Today we get to see the starting gun of the great crisis of the 21st century.  All of those children swept up in the net of the INS and held in holding facilities without enough beds or bathrooms?  That's the preview reel.  This situation has been racking up big numbers in foreign markets, but it's going to come here in a big way.  Illegal aliens, undocumented workers, refugees, sans papiers if you speak French, displaced persons.  Unless we want our border fences to be built from the skulls of huddled masses yearning to breathe free, America is going to need a better immigration policy.

We are going to need to figure out how to house and feed people, by the thousands as quickly as overnight.  Because storms aren't getting any milder and the sea level doesn't look like it will be sinking anytime soon.  If that means FEMA trailers, ideally mark 2 or 3 ones that don't give off formaldehyde or rot with poisonous mold, then let's build FEMA trailers.  If that means re-purposing old shopping malls, let's do that too, if that means we can spare golf courses from becoming brand new homes for displaced people, let's not because golf is boring as hell and it's a fucking waste of water, fertilizer and real estate, and if there's enough land and fresh water for a golf course, there's enough land and fresh water for a small town.  

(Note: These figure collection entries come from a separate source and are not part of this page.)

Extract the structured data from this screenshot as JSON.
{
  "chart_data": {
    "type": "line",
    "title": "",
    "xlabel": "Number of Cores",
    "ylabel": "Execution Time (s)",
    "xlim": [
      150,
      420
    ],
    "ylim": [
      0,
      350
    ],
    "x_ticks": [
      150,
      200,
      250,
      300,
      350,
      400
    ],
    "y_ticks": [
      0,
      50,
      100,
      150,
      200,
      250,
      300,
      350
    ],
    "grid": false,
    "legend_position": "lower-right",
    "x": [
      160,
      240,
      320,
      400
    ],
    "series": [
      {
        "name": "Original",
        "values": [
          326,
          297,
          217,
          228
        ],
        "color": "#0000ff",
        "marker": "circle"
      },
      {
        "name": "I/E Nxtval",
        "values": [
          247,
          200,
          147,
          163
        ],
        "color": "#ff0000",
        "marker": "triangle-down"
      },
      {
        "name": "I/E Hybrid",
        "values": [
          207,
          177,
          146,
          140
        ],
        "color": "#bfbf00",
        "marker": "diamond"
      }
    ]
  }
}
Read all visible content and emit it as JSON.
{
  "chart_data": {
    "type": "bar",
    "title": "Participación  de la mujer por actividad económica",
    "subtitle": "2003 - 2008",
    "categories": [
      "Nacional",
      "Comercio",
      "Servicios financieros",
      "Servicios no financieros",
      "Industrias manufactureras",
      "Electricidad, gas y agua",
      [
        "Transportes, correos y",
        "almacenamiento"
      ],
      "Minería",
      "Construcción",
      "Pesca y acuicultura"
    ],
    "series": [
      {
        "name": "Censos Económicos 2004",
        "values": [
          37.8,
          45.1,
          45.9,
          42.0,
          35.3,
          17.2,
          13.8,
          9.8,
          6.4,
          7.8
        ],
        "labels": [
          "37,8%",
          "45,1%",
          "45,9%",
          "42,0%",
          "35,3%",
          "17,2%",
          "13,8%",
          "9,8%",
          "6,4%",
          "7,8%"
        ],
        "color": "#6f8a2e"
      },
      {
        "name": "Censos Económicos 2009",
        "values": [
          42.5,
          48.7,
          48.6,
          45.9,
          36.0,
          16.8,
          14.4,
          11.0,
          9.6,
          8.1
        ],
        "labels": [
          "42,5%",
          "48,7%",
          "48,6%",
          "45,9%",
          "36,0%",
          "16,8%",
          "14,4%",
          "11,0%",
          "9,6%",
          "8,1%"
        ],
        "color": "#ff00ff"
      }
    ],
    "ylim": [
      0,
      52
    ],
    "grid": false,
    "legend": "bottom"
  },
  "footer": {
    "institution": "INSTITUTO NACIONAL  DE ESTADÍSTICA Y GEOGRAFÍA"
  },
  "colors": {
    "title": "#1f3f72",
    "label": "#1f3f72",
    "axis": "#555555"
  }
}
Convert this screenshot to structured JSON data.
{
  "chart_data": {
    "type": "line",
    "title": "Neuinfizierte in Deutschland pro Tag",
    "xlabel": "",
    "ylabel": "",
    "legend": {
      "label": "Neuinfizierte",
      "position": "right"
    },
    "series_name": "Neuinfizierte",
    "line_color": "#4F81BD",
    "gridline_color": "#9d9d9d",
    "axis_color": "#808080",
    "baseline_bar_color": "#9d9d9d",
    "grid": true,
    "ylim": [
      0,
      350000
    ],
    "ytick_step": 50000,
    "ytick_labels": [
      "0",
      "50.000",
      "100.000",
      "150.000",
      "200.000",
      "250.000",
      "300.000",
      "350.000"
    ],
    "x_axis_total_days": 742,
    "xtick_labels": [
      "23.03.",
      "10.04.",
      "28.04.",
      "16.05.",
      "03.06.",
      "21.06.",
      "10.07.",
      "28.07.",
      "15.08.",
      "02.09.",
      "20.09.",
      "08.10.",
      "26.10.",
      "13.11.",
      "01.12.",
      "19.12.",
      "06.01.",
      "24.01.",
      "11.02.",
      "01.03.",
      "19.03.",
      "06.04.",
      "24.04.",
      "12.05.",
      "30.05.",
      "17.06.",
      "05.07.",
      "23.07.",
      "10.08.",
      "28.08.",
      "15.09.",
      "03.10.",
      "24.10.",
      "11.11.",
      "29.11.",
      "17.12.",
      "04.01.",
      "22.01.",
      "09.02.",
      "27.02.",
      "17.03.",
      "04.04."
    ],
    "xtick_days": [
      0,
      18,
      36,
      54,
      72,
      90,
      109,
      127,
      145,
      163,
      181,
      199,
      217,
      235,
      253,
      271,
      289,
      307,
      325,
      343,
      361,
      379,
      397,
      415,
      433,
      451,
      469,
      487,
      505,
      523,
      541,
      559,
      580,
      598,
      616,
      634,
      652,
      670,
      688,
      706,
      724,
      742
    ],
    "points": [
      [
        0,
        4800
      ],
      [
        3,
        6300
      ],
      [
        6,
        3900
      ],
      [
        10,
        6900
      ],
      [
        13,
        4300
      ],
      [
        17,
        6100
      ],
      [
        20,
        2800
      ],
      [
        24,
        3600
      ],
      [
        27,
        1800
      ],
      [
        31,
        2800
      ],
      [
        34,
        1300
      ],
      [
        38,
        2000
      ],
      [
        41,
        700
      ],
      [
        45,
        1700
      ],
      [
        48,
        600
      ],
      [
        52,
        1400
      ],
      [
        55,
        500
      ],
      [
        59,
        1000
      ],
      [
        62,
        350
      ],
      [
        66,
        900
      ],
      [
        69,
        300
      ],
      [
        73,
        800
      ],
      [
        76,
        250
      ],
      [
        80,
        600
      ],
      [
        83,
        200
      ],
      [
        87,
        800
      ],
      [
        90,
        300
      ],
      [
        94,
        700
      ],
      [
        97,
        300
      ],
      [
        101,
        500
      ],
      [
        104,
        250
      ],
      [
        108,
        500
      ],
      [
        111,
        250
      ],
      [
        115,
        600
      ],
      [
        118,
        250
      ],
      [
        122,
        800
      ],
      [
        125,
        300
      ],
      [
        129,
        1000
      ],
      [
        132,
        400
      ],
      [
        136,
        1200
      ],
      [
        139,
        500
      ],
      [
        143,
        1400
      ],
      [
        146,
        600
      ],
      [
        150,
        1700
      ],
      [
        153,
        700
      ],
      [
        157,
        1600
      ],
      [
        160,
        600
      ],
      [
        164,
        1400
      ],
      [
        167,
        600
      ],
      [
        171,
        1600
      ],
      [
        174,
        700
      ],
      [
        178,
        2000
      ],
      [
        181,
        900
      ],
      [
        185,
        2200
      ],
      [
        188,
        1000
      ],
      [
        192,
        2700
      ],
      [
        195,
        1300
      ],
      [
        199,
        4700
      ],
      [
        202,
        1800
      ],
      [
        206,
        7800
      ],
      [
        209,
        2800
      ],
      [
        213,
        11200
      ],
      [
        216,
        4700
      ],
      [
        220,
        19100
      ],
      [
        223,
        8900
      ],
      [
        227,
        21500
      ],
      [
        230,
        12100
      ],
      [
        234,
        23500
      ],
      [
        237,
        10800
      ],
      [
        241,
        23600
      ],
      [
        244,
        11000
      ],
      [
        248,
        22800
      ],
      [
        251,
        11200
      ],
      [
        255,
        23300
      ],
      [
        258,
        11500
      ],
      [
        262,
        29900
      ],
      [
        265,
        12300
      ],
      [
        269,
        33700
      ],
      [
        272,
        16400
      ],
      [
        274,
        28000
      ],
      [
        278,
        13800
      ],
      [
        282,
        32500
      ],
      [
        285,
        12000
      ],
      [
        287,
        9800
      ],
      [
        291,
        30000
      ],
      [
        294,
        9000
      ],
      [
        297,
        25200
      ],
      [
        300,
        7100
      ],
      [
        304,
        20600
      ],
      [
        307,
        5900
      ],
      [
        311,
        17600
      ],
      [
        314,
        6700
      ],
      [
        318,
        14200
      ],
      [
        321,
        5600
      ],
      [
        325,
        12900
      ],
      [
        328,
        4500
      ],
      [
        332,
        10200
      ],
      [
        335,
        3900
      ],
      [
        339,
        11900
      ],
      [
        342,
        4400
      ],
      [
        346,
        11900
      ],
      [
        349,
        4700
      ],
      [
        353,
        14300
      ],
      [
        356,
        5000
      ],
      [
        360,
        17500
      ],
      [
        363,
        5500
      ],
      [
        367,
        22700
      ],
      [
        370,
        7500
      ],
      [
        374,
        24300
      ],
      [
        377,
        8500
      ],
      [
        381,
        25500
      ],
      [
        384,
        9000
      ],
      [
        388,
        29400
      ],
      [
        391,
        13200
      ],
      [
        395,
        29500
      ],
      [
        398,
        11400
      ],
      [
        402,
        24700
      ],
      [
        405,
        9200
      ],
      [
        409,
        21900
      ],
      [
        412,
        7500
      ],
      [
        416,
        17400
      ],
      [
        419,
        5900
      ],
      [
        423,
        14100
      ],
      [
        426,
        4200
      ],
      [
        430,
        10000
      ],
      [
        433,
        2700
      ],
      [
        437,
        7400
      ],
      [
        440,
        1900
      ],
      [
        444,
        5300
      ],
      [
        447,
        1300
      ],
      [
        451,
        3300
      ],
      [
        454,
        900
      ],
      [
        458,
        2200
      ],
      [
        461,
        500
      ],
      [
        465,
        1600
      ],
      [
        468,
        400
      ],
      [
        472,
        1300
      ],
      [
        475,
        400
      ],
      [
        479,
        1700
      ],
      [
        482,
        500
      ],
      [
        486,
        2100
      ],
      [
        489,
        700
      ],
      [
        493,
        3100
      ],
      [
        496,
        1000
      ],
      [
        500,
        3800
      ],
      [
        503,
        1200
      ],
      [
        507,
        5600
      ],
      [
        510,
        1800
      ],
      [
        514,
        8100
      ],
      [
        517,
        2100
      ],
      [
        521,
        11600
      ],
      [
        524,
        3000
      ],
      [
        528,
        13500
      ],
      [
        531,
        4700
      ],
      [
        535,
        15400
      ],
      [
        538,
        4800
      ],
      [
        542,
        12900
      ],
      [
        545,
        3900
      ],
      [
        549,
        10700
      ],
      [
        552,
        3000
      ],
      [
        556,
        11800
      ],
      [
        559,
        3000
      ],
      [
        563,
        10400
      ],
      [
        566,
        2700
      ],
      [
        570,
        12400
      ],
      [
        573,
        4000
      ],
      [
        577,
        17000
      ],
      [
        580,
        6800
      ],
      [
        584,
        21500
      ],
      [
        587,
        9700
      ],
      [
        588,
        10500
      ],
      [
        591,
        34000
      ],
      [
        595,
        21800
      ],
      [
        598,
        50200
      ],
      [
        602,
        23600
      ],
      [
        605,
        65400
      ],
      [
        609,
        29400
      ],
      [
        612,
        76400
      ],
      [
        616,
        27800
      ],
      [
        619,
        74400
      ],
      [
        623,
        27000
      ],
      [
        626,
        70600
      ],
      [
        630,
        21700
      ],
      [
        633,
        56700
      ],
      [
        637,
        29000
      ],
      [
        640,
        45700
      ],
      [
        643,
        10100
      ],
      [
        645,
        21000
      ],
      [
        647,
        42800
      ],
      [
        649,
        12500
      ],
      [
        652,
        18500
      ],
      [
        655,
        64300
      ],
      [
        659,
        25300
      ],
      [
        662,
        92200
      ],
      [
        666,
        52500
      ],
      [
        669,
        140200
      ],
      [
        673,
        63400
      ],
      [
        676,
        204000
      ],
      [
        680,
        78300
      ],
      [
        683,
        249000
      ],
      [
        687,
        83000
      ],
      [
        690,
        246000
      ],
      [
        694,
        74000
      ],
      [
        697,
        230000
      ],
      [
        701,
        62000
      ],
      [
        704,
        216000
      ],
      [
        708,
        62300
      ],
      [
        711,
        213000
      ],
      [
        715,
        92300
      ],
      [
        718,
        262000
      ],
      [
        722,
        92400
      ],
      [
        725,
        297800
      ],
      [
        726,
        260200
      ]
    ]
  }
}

Realistically the immigration crisis is not much more urgent today than it was yesterday.  We still have time to plan.  But it's coming and it doesn't have to be a catastrophe.  Building cities from scratch is a thing that used to happen all the freaking time in US.  Welcoming immigrants is a thing we used to know how to do.  Turning from immigrants into Americans is the central narrative of nearly every family in the US.  We can build schools, and factories and homes.  We have rust belt cities that have been bleeding population for decades  There are counties in rural America where the population is in free fall,  there is room for more Americans.  The energy that it takes to cross the desert, or ocean to reach the relative safety of our shores is the same energy that could revitalize our economy and rebuild our infrastructure.